7. Nokia, TPG Telecom set new 5G uplink speed record in Australia
Claiming a 5G milestone for uplink, Nokia and TPG Telecom have revealed that they have hit a 5G upstream speed of 2 Gigabits per second (Gbps) using the Australian consumer and business internet service provider’s 5G mmWave spectrum.
The uplink milestone was achieved during a live demonstration at the Nokia 5G Futures Lab in Sydney. The demonstration involved a commercially available Nokia AirScale 5G mmWave base station utilising TPG Telecom’s 26GHz spectrum to connect, over the air, to a 5G device powered by a Qualcomm Snapdragon X65 5G modem-RF system featuring fourth-generation Qualcomm QTM545 mmWave antenna modules.
8. Private 5G drives sustainable and agile industrial operations
Rockwell Automation, Ericsson, Qualcomm Technologies and Verizon have entered into a collaboration to look at how the increasingly popular private 5G can provide a backbone for tomorrow’s application uses cases within manufacturing and process operations.
The partners noted that 5G’s intrinsic capabilities make it a perfect fit for industrial automation and the industrial internet of things (IIoT) in general, with the promise of being a viable technology to augment, and even replace, traditional wired industrial network connections. Specifically, the firms are evaluating industrial private 5G technology with Ethernet/IP connectivity.
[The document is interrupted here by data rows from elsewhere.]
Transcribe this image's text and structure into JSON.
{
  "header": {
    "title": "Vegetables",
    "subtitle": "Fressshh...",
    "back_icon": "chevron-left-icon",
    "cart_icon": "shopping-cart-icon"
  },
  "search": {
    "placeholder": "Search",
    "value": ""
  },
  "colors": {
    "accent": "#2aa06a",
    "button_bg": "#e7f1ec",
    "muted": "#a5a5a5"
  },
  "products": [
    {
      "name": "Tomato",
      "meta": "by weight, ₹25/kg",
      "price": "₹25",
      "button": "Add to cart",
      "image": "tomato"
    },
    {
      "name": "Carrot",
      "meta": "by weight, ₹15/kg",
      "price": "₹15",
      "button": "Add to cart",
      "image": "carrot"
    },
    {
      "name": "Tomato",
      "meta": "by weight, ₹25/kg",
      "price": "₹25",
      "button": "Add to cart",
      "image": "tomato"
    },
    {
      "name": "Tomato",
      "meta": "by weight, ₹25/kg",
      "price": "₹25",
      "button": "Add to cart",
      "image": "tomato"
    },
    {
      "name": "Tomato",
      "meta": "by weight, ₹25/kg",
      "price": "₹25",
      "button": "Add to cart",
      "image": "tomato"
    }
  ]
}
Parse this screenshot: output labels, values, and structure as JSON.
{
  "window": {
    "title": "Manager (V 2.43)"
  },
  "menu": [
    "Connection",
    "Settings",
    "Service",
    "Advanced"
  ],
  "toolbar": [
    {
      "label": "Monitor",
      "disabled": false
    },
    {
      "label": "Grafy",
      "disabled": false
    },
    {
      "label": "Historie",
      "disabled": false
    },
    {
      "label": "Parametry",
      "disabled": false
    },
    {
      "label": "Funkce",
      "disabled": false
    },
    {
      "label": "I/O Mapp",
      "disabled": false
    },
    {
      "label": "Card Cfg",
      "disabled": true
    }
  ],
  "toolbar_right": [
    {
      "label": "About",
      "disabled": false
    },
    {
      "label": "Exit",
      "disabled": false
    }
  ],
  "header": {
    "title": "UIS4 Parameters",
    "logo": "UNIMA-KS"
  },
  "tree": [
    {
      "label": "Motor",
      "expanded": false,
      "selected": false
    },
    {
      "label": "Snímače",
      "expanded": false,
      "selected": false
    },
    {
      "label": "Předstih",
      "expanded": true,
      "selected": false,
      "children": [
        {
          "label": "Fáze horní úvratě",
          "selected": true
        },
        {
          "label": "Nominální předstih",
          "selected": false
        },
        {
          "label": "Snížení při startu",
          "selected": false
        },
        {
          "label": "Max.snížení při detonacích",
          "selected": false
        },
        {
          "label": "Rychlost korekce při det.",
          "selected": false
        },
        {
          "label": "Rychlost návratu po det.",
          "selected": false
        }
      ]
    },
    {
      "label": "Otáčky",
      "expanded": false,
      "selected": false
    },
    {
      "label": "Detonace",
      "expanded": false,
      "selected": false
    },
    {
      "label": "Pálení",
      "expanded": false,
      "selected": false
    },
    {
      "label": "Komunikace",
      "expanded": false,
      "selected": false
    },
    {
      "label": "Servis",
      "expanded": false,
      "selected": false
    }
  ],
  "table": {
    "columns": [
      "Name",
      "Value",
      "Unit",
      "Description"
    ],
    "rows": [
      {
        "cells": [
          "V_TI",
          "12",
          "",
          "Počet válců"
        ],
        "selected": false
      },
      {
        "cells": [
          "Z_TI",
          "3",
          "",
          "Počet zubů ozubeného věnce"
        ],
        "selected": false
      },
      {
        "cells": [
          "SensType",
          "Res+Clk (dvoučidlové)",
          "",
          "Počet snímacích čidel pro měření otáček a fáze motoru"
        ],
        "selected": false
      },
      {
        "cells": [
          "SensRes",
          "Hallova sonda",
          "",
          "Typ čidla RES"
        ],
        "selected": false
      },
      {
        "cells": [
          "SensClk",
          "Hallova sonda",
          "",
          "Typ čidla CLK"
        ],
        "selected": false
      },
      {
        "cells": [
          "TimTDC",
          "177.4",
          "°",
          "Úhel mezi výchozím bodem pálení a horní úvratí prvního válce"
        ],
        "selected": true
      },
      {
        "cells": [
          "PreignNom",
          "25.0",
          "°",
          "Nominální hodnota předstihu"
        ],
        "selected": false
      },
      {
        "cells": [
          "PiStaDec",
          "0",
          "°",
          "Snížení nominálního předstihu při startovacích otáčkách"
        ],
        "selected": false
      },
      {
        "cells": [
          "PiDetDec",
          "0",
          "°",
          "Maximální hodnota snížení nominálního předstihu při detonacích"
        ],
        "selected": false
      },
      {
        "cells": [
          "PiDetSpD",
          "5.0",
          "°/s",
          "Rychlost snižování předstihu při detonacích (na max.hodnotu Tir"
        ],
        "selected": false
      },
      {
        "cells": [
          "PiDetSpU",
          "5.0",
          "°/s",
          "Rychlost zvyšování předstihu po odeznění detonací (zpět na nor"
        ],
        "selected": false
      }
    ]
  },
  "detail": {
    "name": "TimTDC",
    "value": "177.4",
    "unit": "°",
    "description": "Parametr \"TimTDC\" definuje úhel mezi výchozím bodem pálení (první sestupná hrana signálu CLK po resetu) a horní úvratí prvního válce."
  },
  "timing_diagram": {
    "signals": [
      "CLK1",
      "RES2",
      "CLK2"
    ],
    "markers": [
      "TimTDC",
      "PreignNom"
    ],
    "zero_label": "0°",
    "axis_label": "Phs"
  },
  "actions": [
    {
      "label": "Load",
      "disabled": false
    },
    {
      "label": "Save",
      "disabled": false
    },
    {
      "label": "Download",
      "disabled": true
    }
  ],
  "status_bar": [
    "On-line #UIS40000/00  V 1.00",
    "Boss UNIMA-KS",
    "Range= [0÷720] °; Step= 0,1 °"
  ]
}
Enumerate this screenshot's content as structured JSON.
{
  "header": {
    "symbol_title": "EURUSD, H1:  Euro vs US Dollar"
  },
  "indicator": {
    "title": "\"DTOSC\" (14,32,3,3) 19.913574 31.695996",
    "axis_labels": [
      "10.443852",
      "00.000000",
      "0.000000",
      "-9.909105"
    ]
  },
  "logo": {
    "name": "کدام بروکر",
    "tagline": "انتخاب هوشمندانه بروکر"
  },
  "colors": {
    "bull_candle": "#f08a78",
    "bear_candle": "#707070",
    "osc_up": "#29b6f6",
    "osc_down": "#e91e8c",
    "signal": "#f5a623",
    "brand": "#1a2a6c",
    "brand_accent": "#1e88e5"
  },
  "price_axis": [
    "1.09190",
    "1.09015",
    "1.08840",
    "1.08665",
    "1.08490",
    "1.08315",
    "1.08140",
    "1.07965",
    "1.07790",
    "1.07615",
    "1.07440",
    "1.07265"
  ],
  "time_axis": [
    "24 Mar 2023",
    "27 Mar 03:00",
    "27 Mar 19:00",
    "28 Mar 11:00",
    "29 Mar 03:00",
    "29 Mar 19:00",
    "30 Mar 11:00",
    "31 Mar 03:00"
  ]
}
9. 5G industry innovates towards next-generation wireless networks
A whitepaper from 5G Americas says research is under way for future 6G wireless cellular networks that may be capable of opening up new opportunities to extend wireless systems into nearly every facet of human and machine interaction.
The Mobile communications towards 2030 paper from the industry trade organisation for leading telecommunications service providers reviewed activities shaping wireless networks beyond 5G throughout North America and around the world, including initiatives in Germany and India. It examined early specifications and requirements for emerging mobile communications applications, including holographic communications, imaging and sensing, evolutions of massive internet of things (mIoT), smart agriculture and first responder services, among others.
10. TIP 5G plans to pave the way to transform private 5G network economics
A surge in private 5G network deployments has been under way for almost two years now, and the steady flow of deployment has led to optimism through the comms ecosystem, even though many deployments today are custom projects that are expensive to implement and maintain. Offering a remedy to this issue, the Telecom Infra Project (TIP) 5G Private Networks solution group has revealed details of a trial showing how the economics of private networks can be substantially transformed through technological innovation.
The TIP group, led by leading operator Telefónica, used a computer vision application as a driving use case. The group combined private 5G with edge compute for service components with strict requirements – ie video processing and the user plane function – while taking advantage of the efficiencies of a central cloud where possible.